Alice Collin est avocate au Barreau de Bruxelles, en droit public et européen. Après avoir étudié les sciences politique et le droit, elle s'est spécialisée en études européennes au Collège d'Europe à Bruges.
Le 21 novembre 2024, la Cour Pénale internationale à émis des mandats d’arrêts internationaux contre le Premier ministre israélien Benjamin Netanyahou, son ancien ministre de la Défense Yoav Gallant, et le chef militaire du Hamas, Mohammed Deif. Q’est-ce que cela signifie concrètement ?
Ces mandats d’arrêt de la CPI signifient que si Benjamin Netanyahou ou Yoav Gallant se rendaient dans l’un des 124 États membres de la CPI, ces pays auraient l’obligation juridique de les arrêter et de les remettre à la Cour. Cela repose sur le Statut de Rome, qui est le traité fondateur de la CPI. L’Union européenne, dont tous les membres sont signataires de ce traité, est donc légalement tenue de respecter cette décision.
Qu’est-ce qui a motivé la décision de la CPI ?
La CPI a émis ces mandats d’arrêt suite à une enquête pour des accusations de crimes de guerre et de crimes contre l’humanité. Les faits reprochés à Benjamin Netanyahou et Yoav Gallant concernent des actions militaires dans la bande de Gaza, en particulier entre octobre 2023 et mai 2024, où des violences massives ont causé des dizaines de milliers de morts, en majorité des civils. Mohammed Deif, chef militaire du Hamas, est également visé pour des crimes similaires liés à des attaques contre Israël.
Quels sont les impacts concrets de ces mandats sur la scène internationale, notamment pour l’Union européenne ?
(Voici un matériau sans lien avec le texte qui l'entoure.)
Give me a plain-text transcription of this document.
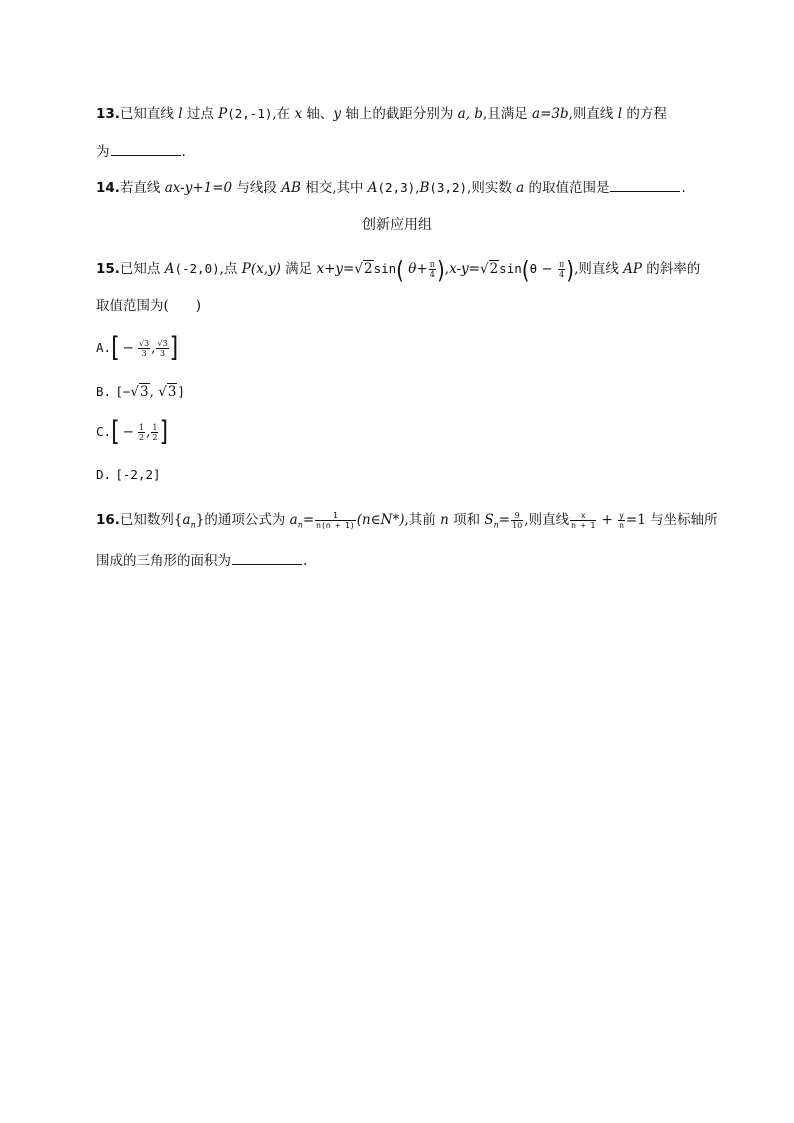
13.已知直线 l 过点 P(2,-1),在 x 轴、y 轴上的截距分别为 a, b,且满足 a=3b,则直线 l 的方程
为	.
14.若直线 ax-y+1=0 与线段 AB 相交,其中 A(2,3),B(3,2),则实数 a 的取值范围是	.
创新应用组
15.已知点 A(-2,0),点 P(x,y) 满足 x+y=√2sin( $\theta+ \frac{\pi}{4} ),x-y=√2\sin(\theta - \frac{\pi}{4}$ ),则直线 AP 的斜率的
取值范围为(　　)
$A.[ - \frac{√3}{3}$ , $\frac{√3}{3}$ ]
B. [−√3, √3]
$C.[ - \frac{1}{2}$ , $\frac{1}{2}$ ]
D. [-2,2]
16.已知数列$\{a_n\}$的通项公式为 $a_n= \frac{1}{n(n + 1)}$ (n∈N*),其前 n 项和 $S_n= \frac{9}{10}$ ,则直线 $\frac{x}{n + 1} + \frac{y}{n} =1$ 与坐标轴所
围成的三角形的面积为	.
Ces mandats d’arrêt ont des implications majeures. Théoriquement, tout État membre de la CPI, et donc de l’Union européenne, est tenu de les exécuter si les personnes visées entrent sur leur territoire. Cela place les États européens dans une position délicate, surtout ceux ayant des relations diplomatiques étroites avec Israël. Certains pays, comme l’Espagne, les Pays-Bas ou le Royaume-Uni, ont affirmé qu’ils respecteraient leurs obligations légales. D’autres, comme la France et l’Allemagne, restent plus vagues sur leur position.
Pourquoi ces divergences au sein de l’Union européenne ?
Elles reflètent des tensions entre l’engagement européen envers le droit international et les relations stratégiques avec Israël. Par exemple, l’Allemagne a souligné son soutien à la CPI mais aussi son « lien unique » avec Israël, tandis que des pays comme la Hongrie critiquent ouvertement la CPI et refusent de coopérer. Ce manque d’unité met en lumière les divisions sur les priorités diplomatiques des États membres. Enfin, certains pays, comme la Hongrie, s’opposent ouvertement à ces mandats. Viktor Orbán, le Premier ministre hongrois, a même invité Netanyahou à Budapest en assurant qu’il ne serait pas arrêté
Josep Borrell, le chef de la diplomatie européenne, a été particulièrement clair sur ce sujet. Que dit-il exactement ?
Oui, Josep Borrell a insisté sur le fait que les décisions de la CPI ne sont pas politiques mais judiciaires, et qu’elles doivent être respectées. Il a également souligné que les États membres ne peuvent pas appliquer ces mandats de manière sélective : soutenir la CPI pour certains cas, comme pour la Russie, mais pas pour d’autres, en l’occurrence Israël, nuirait à la crédibilité de l’Union européenne en matière de droit international.
Que se passe-t-il si un État membre refuse de coopérer avec la CPI ?
Si un État ne respecte pas ses obligations en vertu du Statut de Rome, il peut être accusé de violer le droit international. Toutefois, dans la pratique, les conséquences sont souvent limitées et dépendent de la volonté politique de la communauté internationale de faire pression. Cela dit, un tel refus pourrait avoir des répercussions diplomatiques et affaiblir la position de l’Union européenne sur la scène internationale.
Une interview réalisée par Laurence Aubron.